Ayant toujours eu des SAMSUNG, dernièrement j'avais le S8+ que j'ai grandement apprécié, mais, qui était à mon goût d'une fragilité extrême (c'est d'ailleurs ce qui m'a poussé à sa vente), je voudrais essayer iOs. 
Le problème que j'ai maintenant c'est que je suis incapable de me décider sur le choix de l'iPhone 7+ ou du 8+, j'ai été séduite par ces 2 modèles en les essayant à l'Apple store. 

Ce que je désire c'est un appareil réactif, sans bug et le point qui fâche : l'autonomie. Sur mon S8+ l'autonomie était monstrueuse et les retours que j'ai de mon entourage sur l'autonomie des iPhone est plutôt bonne mais ce n'est pas ce que j'ai lu en venant sur votre forum c'est ce qui me fait peur notamment concernant le 7+. Il me faudrait au moins une journée complète de 9h à 20h sans avoir à recharger avec une utilisation intensive de la musique, message, internet et réseaux sociaux. 
Donc selon vous quel est le meilleur choix entre ces 2 modèles en ces débuts 2018 ? 
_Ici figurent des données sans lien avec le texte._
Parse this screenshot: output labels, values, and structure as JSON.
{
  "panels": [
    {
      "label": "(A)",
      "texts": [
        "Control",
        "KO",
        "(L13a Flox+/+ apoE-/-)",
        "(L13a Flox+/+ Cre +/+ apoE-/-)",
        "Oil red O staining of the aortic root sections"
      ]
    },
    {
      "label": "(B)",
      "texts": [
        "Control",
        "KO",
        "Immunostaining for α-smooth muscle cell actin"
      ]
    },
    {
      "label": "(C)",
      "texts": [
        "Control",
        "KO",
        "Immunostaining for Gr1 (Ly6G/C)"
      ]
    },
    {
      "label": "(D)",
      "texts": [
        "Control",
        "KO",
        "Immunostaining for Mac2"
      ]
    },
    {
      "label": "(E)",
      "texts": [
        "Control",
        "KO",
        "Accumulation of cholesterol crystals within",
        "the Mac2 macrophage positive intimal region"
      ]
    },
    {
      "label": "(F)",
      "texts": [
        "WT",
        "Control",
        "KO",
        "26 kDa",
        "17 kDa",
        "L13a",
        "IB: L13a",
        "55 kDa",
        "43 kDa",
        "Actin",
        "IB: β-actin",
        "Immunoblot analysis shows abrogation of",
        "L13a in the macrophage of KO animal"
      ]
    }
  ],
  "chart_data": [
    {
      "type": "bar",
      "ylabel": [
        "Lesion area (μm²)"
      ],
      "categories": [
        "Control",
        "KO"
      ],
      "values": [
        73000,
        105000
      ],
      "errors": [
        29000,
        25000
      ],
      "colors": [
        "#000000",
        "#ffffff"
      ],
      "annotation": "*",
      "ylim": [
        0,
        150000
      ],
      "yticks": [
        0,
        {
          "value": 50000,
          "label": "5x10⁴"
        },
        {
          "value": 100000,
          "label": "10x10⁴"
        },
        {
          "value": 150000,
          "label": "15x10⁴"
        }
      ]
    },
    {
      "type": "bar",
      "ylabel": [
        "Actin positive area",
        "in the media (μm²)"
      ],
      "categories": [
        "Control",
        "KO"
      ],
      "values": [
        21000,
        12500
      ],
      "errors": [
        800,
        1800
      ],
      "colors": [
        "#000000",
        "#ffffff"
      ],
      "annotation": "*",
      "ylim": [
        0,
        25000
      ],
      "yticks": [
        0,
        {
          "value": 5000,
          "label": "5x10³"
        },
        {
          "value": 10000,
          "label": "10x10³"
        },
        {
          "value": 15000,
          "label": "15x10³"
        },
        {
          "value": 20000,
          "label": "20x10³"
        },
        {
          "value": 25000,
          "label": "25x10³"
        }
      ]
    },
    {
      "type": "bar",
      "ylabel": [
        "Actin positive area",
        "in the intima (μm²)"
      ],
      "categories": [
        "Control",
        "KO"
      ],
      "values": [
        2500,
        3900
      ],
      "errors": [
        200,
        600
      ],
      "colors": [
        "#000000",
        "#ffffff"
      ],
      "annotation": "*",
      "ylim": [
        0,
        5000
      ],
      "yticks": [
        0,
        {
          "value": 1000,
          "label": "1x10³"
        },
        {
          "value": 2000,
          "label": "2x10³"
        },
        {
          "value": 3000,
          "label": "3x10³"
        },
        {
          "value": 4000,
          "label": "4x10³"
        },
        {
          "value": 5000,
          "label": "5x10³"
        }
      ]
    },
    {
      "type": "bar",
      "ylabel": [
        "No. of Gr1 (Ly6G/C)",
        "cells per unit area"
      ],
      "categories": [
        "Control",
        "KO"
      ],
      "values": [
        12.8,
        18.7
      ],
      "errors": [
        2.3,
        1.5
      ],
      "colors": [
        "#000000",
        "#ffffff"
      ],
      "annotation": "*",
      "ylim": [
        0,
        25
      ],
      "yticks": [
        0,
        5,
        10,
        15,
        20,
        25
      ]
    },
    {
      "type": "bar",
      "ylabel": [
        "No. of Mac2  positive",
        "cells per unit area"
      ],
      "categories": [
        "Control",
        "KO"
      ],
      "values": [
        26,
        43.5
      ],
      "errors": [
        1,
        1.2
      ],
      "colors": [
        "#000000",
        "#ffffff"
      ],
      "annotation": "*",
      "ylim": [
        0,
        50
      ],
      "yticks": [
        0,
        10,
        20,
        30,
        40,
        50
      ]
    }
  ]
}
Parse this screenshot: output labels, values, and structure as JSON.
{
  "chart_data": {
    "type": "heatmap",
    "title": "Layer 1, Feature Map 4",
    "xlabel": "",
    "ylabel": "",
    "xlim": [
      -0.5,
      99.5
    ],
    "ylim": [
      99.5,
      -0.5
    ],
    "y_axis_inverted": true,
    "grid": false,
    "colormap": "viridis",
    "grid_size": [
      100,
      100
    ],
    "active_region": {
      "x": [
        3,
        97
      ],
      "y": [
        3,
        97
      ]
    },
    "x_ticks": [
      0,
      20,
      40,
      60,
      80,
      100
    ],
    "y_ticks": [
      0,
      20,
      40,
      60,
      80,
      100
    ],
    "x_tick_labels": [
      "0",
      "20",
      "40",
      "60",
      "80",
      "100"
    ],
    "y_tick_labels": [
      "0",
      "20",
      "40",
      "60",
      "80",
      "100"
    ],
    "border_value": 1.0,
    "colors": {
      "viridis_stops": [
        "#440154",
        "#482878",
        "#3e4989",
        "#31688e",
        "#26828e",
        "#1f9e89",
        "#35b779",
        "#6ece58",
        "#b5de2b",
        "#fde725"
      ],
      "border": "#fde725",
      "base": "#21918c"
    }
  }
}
En outre je vous laisse ici les plus et les moins de chacun qui me font hésiter : 
iPhone 7+ : les plus c'est d'abord qu'il est moins cher et sa couleur or rose me tente beaucoup ! Les moins c'est sa capacité de 32 Go je me dis que ça peut être juste et 128 go beaucoup trop et les commentaires sur sa mauvaise autonomie.
iPhone 8+ : les plus c'est sa couleur OR que j'adore, j'ai fais le tour du forum et son autonomie a l'air bonne, sa capacité de 64 go, de plus sa puce A11. Les moins c'est tout de même ce retour au verre qui me fait peur, une chute et c'est fini et j'en ai déjà fait les frais avec le S8+... ainsi que son poids, est-il si choquant que ça sur la durée ? 

Vos avis sont donc les bienvenus afin de m'éclairer dans mon choix, merci bien !


----------